A teraz wracamy sobie do zapowiedzianej chwilę wcześniej teorii. Otóż mówi ona, że pan Donald Tusk wyciąga już resztki ze swojej logistycznej skrzyni. Obecnie rządząca tzw. Koalicja Demokratyczna ewidentnie cierpi na niedobór młodych i inteligentnych działaczy, którzy mogliby realnie coś zmienić, poprawić los Polski lub choćby notowania rządu. A skoro nie ma młodych i rzutkich to trzeba brać starych BMW*****, żeby w ogóle skompletować jakikolwiek rząd. Osobistycznie sądzę, że dobrze byłoby dokonać na polskiej scenie politykierskiej jakiejś zmiany pokoleniowej, wypierdolić z niej większość starych pryków i postawić na młodsze pokolenie.

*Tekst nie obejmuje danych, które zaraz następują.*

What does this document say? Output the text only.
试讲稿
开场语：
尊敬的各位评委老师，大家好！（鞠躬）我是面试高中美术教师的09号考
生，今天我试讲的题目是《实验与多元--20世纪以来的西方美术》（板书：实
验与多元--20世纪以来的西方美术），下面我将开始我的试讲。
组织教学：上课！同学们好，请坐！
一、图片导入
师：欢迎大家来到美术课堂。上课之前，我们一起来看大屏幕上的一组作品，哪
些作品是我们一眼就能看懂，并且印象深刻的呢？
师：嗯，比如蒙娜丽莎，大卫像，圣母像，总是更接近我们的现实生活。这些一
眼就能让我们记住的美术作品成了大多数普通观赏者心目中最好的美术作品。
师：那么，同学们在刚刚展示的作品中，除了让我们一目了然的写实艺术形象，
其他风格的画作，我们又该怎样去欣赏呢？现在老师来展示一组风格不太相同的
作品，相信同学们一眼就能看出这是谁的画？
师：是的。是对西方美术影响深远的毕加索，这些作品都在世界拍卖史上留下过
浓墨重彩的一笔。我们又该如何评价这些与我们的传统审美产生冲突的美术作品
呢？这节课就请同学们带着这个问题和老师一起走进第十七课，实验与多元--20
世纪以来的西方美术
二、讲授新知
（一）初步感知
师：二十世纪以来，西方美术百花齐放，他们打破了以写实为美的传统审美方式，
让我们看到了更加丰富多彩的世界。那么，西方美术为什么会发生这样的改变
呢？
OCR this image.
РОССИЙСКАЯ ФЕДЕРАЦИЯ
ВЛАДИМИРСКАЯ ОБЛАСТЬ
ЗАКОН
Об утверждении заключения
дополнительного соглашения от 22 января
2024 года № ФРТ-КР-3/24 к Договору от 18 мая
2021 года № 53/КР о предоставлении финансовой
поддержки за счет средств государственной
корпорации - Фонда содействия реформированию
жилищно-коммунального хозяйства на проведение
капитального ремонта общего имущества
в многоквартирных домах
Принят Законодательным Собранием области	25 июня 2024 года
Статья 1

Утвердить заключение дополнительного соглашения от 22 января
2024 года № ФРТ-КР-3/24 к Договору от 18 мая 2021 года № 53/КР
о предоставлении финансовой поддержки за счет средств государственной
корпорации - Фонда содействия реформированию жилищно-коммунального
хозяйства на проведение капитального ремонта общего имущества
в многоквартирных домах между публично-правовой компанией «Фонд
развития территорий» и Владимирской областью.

Pozdrawiam ze Wspanialewa Górnego
* czego jako apolityczny sędzia robić nie powinien
** czyli z forsy zapierdolonej w formie podatków uczciwie pracującym obywatelom
**** jak w starym kawale:
Facet podchodzi na ulicy do pięknej kobiety i mówi "ty, zrób mi laskę". Kobieta z początku oniemiała, ale zaraz zaczęła wrzeszczeć "spierdalaj zboczeńcu! Nigdy ci nie zrobię laski" - i tak wrzeszczała, wrzeszczała, aż zabrakło jej tchu. Facet wykorzystał chwilę ciszy i rzekł "No jak chcesz, ale jakbyś jednak zrobiła mi laskę to kupiłbym ci futro, najnowszego Mercedesa, kolczyki z brylantami i naszyjnik do kompletu, zabrałbym cię także moim prywatnym jachtem na luksusowe wakacje na tropikalnych wyspach. I coś jeszcze bym ci podarował". A ona na, już z jego kutasem w ustach, powiedziała "pieufcionek".